Red Hat Bugzilla – Bug 1015573
Increase timeout for domain startup.
Last modified: 2014-09-03 00:57:17 EDT
Description of problem:
Domain start timeout is too low, installer will never start domain successfully.
Version-Release number of selected component (if applicable):
Steps to Reproduce:
1. On server launch screen choose to start server in domain mode, continue to Processing screen using default values
Failed to start Server after 2 attempts.
Application Server successfully started.
Can you comment with info on your environment? OS, jvm, maybe the machine specs? I have been unable to reproduce this, but it's definitely possible that on lower-spec machines the domain server start-up takes longer than the timeout we give it.
Created attachment 808741 [details]
Starting domain with installer in windows (6.2.0.ER4)
I am able to reproduce this on my Lenovo T520 with Fedora 16, Oracle JDK.1.7.0_40 locally (not 100%), also on my virtual RHEL 6.4.
Moreover, trying this on one of windows host in our lab I'll get bunch of IAEs (see attachment 808741 [details]). I am able to start domain without any exception on the same host (W2k8r2-x86_64) with ER3 installer. No IAEs on Fedora/RHEL.
I am getting IAE message on Processing screen every time on windows even if I don't start server by installer (using just default values where it is possible).
W:\pkremens>java -jar jboss-eap-6.2.0.ER4-installer.jar
Exception in thread "AWT-EventQueue-0" java.lang.IllegalArgumentException: bad position: 49
at java.security.AccessController.doPrivileged(Native Method)
However I am able to finish installation successfully.
Shall I create you a new BZ for this?
I think this IAE message is a completely different bug than the server timing out on some systems. So yes, you can make a new BZ for it. Thanks!
I've increased the number of attempts made to connect to server during the domain jobs, and also made the default wait-between-tries 3 seconds instead of 1.

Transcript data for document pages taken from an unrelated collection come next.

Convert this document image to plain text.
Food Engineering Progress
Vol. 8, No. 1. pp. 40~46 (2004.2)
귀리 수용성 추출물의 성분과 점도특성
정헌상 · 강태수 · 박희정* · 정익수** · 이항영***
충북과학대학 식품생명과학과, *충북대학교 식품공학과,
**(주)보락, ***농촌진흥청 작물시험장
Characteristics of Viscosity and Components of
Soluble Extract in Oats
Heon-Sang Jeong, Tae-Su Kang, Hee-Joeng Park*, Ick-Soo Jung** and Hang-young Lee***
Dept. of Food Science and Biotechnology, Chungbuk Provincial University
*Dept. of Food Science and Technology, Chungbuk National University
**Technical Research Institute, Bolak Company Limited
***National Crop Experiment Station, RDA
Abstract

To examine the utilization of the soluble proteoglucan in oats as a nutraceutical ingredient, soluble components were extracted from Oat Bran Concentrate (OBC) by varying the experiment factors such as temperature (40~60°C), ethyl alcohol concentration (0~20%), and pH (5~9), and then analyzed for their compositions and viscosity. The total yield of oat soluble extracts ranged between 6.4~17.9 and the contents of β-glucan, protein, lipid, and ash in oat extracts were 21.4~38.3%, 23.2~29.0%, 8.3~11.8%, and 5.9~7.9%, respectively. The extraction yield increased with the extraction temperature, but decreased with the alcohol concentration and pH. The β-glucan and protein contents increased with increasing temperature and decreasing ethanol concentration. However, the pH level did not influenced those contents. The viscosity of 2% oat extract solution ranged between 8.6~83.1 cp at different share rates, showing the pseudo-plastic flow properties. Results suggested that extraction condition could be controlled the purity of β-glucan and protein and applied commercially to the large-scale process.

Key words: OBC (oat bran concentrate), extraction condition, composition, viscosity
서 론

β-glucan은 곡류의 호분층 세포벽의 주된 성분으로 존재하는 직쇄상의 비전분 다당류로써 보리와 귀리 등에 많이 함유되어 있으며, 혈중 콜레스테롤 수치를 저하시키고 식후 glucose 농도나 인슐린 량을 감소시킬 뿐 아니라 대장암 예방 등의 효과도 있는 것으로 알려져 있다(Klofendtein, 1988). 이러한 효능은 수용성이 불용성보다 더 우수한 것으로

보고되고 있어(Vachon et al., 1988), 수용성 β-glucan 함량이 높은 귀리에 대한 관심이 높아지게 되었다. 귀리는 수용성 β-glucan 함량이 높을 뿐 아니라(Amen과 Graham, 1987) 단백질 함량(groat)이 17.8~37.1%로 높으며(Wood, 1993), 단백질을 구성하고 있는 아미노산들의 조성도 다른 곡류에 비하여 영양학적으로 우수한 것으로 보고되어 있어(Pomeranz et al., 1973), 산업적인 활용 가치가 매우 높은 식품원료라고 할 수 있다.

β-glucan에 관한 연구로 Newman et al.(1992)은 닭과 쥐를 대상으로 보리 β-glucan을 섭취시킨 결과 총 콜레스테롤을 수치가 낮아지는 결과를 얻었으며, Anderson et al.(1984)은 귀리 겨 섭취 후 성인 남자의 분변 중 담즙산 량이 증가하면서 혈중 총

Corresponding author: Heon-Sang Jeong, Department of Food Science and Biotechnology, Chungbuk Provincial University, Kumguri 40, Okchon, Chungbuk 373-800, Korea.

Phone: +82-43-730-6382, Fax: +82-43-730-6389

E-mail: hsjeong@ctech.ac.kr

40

Note: We may have to find a better solution then polling the server repeatedly until it's responded or timed out, as sometimes the server responds with an HTTP OK before all of its subsystems are actually ready and this could lead to failure on slower systems that take longer to start up. This happens more in domain mode.
I am able to start domain via installer on all platforms. But on windows installer still makes only 3 attempts (Checking if server is ready...(1/4).). Is this problem only on my environment, or can you reproduce this as well?
You may also try to grep server logs for "Started in" string.
It's a common practice in our tests to combine these two approaches (HTTP == OK && "Started in") in waitForServerStart() methods.
I am returning this to assigned, however we can close this once we solve BZ1007768
We've now implemented something similar, where we scan for particular server codes in the output of the server start-up jobs in order to determine whether it's ready or not. If the expected code never appears, we do one final check of the management or http interfaces. Only if both of those methods fail do we then timeout and output a fail message.
In addition we'll be increasing the number of tries, as the domain server can really take a long time to completely ready itself on some systems. But with frequent tries, this won't impact speedier systems much.
See this commit, and the 3 other commits directly following it for details:
Verified on EAP 6.2.0.ER6 installer.
This fix solved also BZ982191 as starting domain on windows with JDK 1.6 will hang no more.